There’s this great TikToker, Sharon.a.Life, who has about a million kids. Each one gets their own job, and they keep it for the whole year. Jobs like: cleaning up the entryway, tidying the living room, unloading the dishwasher, tidying the stairs, breakfast cleanup, taking out the bins, etc.
They’re homeschoolers, so life looks different in their house than in most Aussie families—but it’s food for thought.
Obviously, what works in your family will depend on your resources, your partner’s attitude, the division of labour, and about a million other things—but you get the point, right?
If you want to look more into this, I highly recommend reading Fair Play, and it explores all of these things. There’s a whole process for figuring out who does what, and every couple I know who’s gone through it says it’s life-changing. Why? Because mostly, we only see our own responsibilities. It helps to clarify things.
I’m not going to go too far into all of that because it’s deeply complex and you should head Eve’s website and have a deep-dive. But I am going to talk about little, meaningful changes I made to help me get your home and life under control.

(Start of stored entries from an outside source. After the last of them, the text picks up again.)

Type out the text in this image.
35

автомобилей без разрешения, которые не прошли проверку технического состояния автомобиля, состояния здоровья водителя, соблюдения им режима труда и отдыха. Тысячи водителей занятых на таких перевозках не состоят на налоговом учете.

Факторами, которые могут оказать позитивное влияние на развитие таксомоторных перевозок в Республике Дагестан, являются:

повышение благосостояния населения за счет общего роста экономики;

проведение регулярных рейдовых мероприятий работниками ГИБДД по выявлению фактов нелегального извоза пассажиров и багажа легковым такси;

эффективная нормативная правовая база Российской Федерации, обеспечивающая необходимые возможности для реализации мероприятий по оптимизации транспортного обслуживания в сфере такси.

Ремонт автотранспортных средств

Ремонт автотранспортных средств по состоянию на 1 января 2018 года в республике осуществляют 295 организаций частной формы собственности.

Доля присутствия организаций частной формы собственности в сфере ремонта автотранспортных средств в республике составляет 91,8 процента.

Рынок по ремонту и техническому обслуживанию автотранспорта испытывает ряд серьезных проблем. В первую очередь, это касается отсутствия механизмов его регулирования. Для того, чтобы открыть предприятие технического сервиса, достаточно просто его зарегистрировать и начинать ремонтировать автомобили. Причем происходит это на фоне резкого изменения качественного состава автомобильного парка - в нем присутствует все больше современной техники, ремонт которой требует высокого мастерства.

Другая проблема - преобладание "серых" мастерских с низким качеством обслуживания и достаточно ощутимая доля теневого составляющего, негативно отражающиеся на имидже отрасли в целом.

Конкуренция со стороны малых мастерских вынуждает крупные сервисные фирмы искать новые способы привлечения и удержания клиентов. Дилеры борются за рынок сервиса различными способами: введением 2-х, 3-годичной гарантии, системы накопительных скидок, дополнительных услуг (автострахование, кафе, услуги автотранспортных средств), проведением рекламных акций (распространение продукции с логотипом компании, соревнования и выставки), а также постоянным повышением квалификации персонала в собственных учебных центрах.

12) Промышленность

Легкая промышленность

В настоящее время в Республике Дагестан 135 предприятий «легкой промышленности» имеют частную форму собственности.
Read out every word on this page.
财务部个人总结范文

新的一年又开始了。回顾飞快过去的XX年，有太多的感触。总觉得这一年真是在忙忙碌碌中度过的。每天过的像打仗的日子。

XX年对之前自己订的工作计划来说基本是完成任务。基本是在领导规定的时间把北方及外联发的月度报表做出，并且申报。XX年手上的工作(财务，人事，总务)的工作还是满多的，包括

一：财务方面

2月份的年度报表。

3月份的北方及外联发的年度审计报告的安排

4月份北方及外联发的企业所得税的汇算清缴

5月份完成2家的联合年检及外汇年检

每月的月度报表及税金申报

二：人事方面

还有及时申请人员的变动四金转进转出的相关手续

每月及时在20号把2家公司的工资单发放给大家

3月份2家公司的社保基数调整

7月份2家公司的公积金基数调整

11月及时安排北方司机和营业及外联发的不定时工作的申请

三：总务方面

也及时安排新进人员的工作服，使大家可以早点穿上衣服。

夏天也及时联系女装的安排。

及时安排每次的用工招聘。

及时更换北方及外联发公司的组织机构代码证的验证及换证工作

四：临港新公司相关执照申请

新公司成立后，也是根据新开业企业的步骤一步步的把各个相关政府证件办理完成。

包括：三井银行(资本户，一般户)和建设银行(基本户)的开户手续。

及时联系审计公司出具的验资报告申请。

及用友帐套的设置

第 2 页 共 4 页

My house gets messy so fast!
So, Back to the Dishwasher – Some FAQ’s
One of the most common questions I get asked about this whole “dishwasher retirement” thing is, Does it actually get done?
Of course, it does. Because it was a fair ask, and my family aren’t jerks. They see how much I do and appreciate it.
Does it get done the way I would do it? No. Literally nothing is put away the way I would do it.
But them’s the breaks. You can’t have it all. And you definitely can’t have the Instagram-perfect, colour-coordinated Tupperware drawer of your dreams when you hand over the reins. Retired means retired.
And that’s a trade-off I’m willing to make because Cinderella is not a role I’m here to play. I, like all mums, have other priorities—and perfect drawers aren’t higher on my list than my dishwasher retirement plan. (Did I just get kicked out of the professional organiser guild?)
How do you get away with that? Ummm the same way I ‘get away’ with not mowing the lawn. It’s not my responsibility anymore. And that’s ok.
It’s Not Actually About the Dishwasher
It’s about granting yourself permission to ditch something you hate if it’s a reasonable ask. Almost every family I know has an adult member who doesn’t generally contribute to one huge category of housework like laundry or cooking, cleaning or yard work. For me, I don’t do the dishwasher.
I’m also going to be mature here and not list all the jobs in the house that only get done by me. It’s killing me – but I’m going to resist. Why? I don’t have to justify this any more than my husband needs to justify what he does and doesn’t do in our home.
But why did I need to make this change? Mostly because I was resentful. So many of the jobs my hubby does in this home are both rewarding and permanent. Does he feel like painting the house and landscaping and building stuff in his rare time off? Not really, I mean *maybe* but he does get to enjoy the spoils of achieving things that are permanent.
I was not. Because of the nature of what I took care of, I felt stuck in a hampster wheel of relentless, cyclical and temporary tasks like feeding people, washing things, cleaning and generally doing things that instantly get undone. And it sucked.
My house is so messy, where do I start?
Choosing What to Prioritise
One day I walked in and saw that – yet again – the dishwasher needed my attention before anything else could be done and I realised, if I’m not prioritising ‘permanent things’ I was the only one who could fix that.
So, instead, I consciously choose to take it off my mental load.
This blog is getting written, in part, because I’ve chosen not to see all the other things that need doing in my home. I’ could wait for the right time, the right encouragement, the tidy home, and the fed kids. But that stuff is never truly done.
That’s not to say I NEVER do the dishwasher. Of course I do it now and then—but I do it as a favour, an act of service to my family. And when I do, I strut around like I deserve a medal.
Dedicated to the woman I was once partnered with in boot camp class who declared, “Sorry, I don’t do burpees,” when it got to that portion of the workout. I asked if she was injured, and she just said, “No… I just don’t do burpees. They suck.”